Reps. Bonnie Watson Coleman and LaMonica McIver on Saturday will headline the annual &Girls Conference, an event devoted to empowering Black girls in middle and high school across the state.
McIver, one of the newest members of Congress, has made representation central to her early tenure. Her participation this weekend offers a glimpse of the next generation of Black women lawmakers shaping their own approach to power that’s grounded in community, focused on the long game and determined to show young girls what leadership looks like in an era defined by its absence.
“In the moment that we’re in, the number one message I want to send to young girls and continue to send to women, honestly, all over the nation, and anyone that I cross paths with, is for them to continue to show up and be confident as themselves,” McIver told me in a phone interview. “I think it’s important to remind young girls to show up as themselves and be confident in doing so.

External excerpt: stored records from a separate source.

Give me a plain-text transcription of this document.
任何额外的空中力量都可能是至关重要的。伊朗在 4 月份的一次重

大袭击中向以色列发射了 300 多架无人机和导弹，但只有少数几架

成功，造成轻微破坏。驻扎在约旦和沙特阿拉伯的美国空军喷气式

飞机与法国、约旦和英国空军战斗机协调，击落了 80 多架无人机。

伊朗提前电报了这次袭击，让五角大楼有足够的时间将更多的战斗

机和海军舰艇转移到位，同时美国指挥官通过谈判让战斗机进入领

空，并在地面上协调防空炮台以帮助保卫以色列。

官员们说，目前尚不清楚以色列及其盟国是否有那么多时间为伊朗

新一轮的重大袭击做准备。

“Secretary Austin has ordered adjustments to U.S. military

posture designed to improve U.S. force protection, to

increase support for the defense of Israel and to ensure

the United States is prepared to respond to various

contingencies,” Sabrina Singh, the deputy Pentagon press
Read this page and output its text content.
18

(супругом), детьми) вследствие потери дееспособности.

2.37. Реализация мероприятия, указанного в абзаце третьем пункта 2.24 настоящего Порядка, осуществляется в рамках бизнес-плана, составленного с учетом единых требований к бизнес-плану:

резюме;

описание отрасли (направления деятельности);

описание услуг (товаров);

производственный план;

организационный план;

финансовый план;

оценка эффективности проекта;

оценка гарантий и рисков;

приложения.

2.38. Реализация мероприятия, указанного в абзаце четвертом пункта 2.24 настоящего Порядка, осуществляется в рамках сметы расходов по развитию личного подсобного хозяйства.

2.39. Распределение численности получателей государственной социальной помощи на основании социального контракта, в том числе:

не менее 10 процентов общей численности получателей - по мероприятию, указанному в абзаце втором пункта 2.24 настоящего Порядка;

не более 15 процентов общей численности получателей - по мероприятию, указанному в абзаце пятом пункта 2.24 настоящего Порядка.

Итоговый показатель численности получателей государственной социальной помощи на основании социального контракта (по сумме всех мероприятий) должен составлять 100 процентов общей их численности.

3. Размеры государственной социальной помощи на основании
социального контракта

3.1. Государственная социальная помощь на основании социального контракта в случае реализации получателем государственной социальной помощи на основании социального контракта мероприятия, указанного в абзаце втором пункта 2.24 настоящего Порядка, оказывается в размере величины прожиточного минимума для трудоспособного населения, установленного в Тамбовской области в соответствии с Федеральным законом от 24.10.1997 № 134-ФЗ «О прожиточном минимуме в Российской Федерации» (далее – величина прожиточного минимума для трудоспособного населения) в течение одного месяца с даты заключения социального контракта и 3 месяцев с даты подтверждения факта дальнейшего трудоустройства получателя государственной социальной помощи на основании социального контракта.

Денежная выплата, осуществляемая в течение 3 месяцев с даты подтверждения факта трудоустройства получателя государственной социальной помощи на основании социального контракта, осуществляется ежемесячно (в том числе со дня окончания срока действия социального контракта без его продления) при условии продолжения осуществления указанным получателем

And at the same time, know that the sky is the limit and opportunities exist out there for them.”
Watson Coleman, the first Black woman to represent New Jersey in Congress, told me in a statement that she created the conference almost a decade ago to empower young women in her district and beyond to become the best version of themselves.
“I hope this year’s speakers and breakout sessions will allow these promising young ladies to come away from Saturday’s program with some tools they can use in their homes, in their classrooms, in their neighborhoods,” she added. “Because protecting your mental health is just as important as protecting your physical health.”
The event blends mentorship and policy with a simple premise that the future of Black women in leadership starts long before adulthood. It will take place at The College of New Jersey and be hosted by the Congressional Caucus on Black Women and Girls. The gathering also comes against a national backdrop of retrenchment. President Trump’s second term has gutted programs focused on racial and gender equity, narrowed Title IX protections and stripped funding from federal offices dedicated to women’s advancement.
And while Watson Coleman’s focus will undoubtedly be on ensuring the experience is transformative for participants, McIver also views the occasion as an opportunity to uplift her mentor and colleague as a legislative trailblazer.
“She is a steadfast advocate, a steadfast activist and legislator, and we need to give her her flowers in this moment while she can smell them,” McIver said of Watson Coleman. “I’m so grateful for her doing the work that she’s doing, and for me to be able to learn from her and shadow her and be in this fight. It really is a true blessing.”